Comment peut-on être de gauche ?

Et écologiste par-dessus le marché !

La presse a beaucoup écrit, beaucoup disserté sur ce qui pouvait se passer dans la tête de celles et ceux, chaque jour plus nombreux, qui choisissent de sortir de l’isoloir, un bulletin d’extrême droite à la main. N’étant, pour ma part, ni journaliste, ni sociologue, ni politiste, je préfère l’avouer : je n’aurais aucun talent ni aucune originalité à essayer de l’expliquer.

Une question me taraude pourtant. Je côtoie des personnes qui s’identifient comme étant de gauche, je me laisse moi-même sans difficulté coller cette étiquette. Notre nombre importe peu, l’interrogation reste entière : au fond, comment peut-on être de gauche… et écologiste par-dessus le marché ?

Photo de Gayatri Malhotra sur Unsplash

Paris, 1720

Paris, 1720. J’imagine Montesquieu, en train de se promener au jardin des Tuileries, soudain pris d’une espèce de vertige semblable au mien. Ça tient sans doute à pas grand-chose : le regard de travers des passants honnêtes, le sentiment d’être étranger dans son propre pays, il suffit parfois de cela pour faire germer l’idée d’un texte.

Photo de Alla Hetman sur Unsplash

Bien sûr, quand Montesquieu fait dire aux Parisiens à la vue d’Usbek et Rica : « comment peut-on être Persan ? », c’est pour se moquer gentiment de leur naïveté myope.
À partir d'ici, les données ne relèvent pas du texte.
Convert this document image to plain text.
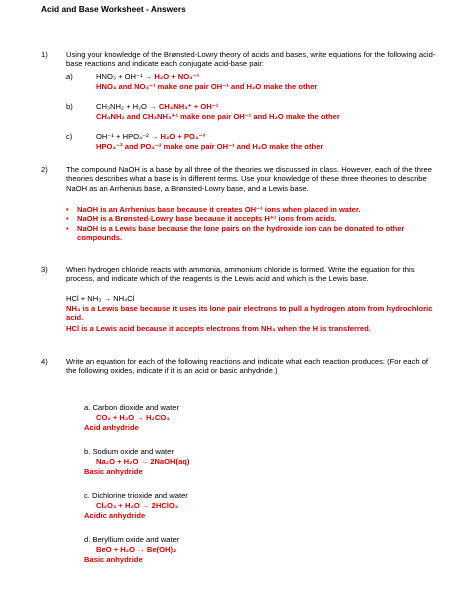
Acid and Base Worksheet - Answers
1) Using your knowledge of the Brønsted-Lowry theory of acids and bases, write equations for the following acid-base reactions and indicate each conjugate acid-base pair:
a)	HNO₃ + OH⁻¹ → H₂O + NO₃⁻¹
HNO₃ and NO₃⁻¹ make one pair OH⁻¹ and H₂O make the other
b)	CH₃NH₂ + H₂O → CH₃NH₃⁺ + OH⁻¹
CH₃NH₂ and CH₃NH₃⁺¹ make one pair OH⁻¹ and H₂O make the other
c)	OH⁻¹ + HPO₄⁻² → H₂O + PO₄⁻³
HPO₄⁻² and PO₄⁻³ make one pair OH⁻¹ and H₂O make the other
2) The compound NaOH is a base by all three of the theories we discussed in class. However, each of the three theories describes what a base is in different terms. Use your knowledge of these three theories to describe NaOH as an Arrhenius base, a Brønsted-Lowry base, and a Lewis base.
• NaOH is an Arrhenius base because it creates OH⁻¹ ions when placed in water.
• NaOH is a Brønsted-Lowry base because it accepts H⁺¹ ions from acids.
• NaOH is a Lewis base because the lone pairs on the hydroxide ion can be donated to other compounds.
3) When hydrogen chloride reacts with ammonia, ammonium chloride is formed. Write the equation for this process, and indicate which of the reagents is the Lewis acid and which is the Lewis base.
HCl + NH₃ → NH₄Cl
NH₃ is a Lewis base because it uses its lone pair electrons to pull a hydrogen atom from hydrochloric acid.
HCl is a Lewis acid because it accepts electrons from NH₃ when the H is transferred.
4) Write an equation for each of the following reactions and indicate what each reaction produces: (For each of the following oxides, indicate if it is an acid or basic anhydride.)
a. Carbon dioxide and water
CO₂ + H₂O → H₂CO₃
Acid anhydride
b. Sodium oxide and water
Na₂O + H₂O → 2NaOH(aq)
Basic anhydride
c. Dichlorine trioxide and water
Cl₂O₃ + H₂O → 2HClO₂
Acidic anhydride
d. Beryllium oxide and water
BeO + H₂O → Be(OH)₂
Basic anhydride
Mais ce qui importe à l’auteur, plus que la satire elle-même, c’est d’amener chaque Français à se demander : mais au fond, comment peut-on être pétri de tant de certitudes que l’on en vient à prendre notre condition de Français comme la seule manière d’être au monde ?
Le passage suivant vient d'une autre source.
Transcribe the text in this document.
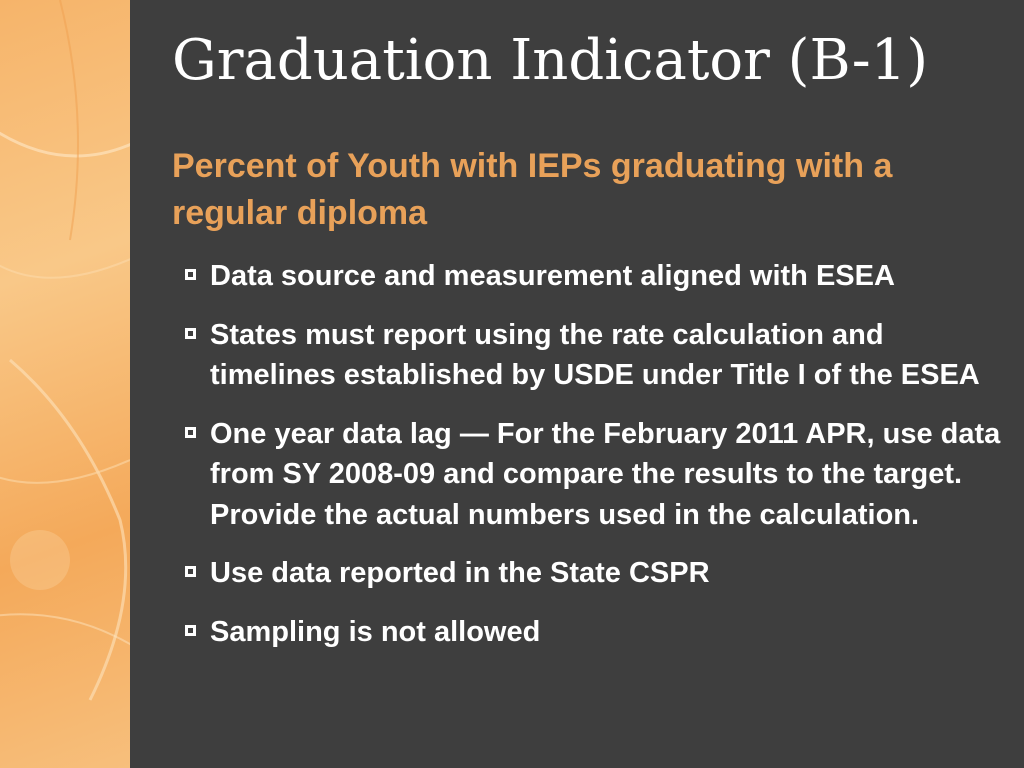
Graduation Indicator (B-1)

Percent of Youth with IEPs graduating with a regular diploma

Data source and measurement aligned with ESEA
States must report using the rate calculation and timelines established by USDE under Title I of the ESEA
One year data lag — For the February 2011 APR, use data from SY 2008-09 and compare the results to the target. Provide the actual numbers used in the calculation.
Use data reported in the State CSPR
Sampling is not allowed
Diderot ne fait pas autre chose dans son supplément au voyage de Bougainville,  idem pour Voltaire avec Candide,  Jonathan Swift avec les voyages de Gulliver… chaque représentant des Lumières esquisse, par la fiction, ce moment de recul où nous envisageons n’être ce que nous sommes que parce que nous héritons nos valeurs d’une société et d’une époque données. Mais bon sang, c’est limpide : bon nombre de nos évidences relèvent plus de la convention sociale que de lois mathématiques !

Photo de Sina Saadatmand sur Unsplash

Le meilleur des mondes

Alors osons nous l’avouer : nous ne sommes pas de gauche parce qu’après avoir épluché les programmes des différents partis et les rapports du GIEC, nous en sommes arrivé à la conclusion rationnelle qu’il s’agissait là du meilleur choix possible. Ce serait tout aussi ridicule de prétendre cela que de vouloir faire croire, comme le maitre Pangloss de Voltaire, que nous habitons « le meilleur des mondes possibles ».
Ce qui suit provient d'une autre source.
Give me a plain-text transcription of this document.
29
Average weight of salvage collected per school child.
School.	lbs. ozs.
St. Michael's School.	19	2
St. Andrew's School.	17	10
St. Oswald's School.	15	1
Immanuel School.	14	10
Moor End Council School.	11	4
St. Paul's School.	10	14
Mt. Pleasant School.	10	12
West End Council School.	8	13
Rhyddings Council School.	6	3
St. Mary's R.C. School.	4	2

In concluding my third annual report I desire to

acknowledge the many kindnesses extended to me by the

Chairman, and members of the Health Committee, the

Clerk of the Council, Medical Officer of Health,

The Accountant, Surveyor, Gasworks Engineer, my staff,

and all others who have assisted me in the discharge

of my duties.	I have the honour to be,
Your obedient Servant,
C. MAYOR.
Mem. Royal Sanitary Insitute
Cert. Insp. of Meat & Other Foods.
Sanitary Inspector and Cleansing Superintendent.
Si l’on convient si facilement que les électeurs d’extrême droite sont guidés par une émotion, un sentiment (de déclassement ou de perte de repère, des ras-le-bol ou de gout du risque…) lorsqu’ils votent, il serait condescendant de ne pas admettre que les électeurs de gauche n’ont, certes, pas le monopole du cœur, mais qu’ils en ont tout de même un, eux aussi.

Photo de Clem Onojeghuo sur Unsplash

Quelle émotion ?

Alors quelle émotion ? Qu’est-ce qui fait bouger de son siège un militant convaincu de la justice sociale, un écologiste engagé une fois qu’on l’a déshabillé de son programme, de ses arguments sur la justice sociale et l’épuisement des ressources naturelles ? Sans leaders inspirants, sans tradition familiale…quelle émotion dépouillée subsiste ?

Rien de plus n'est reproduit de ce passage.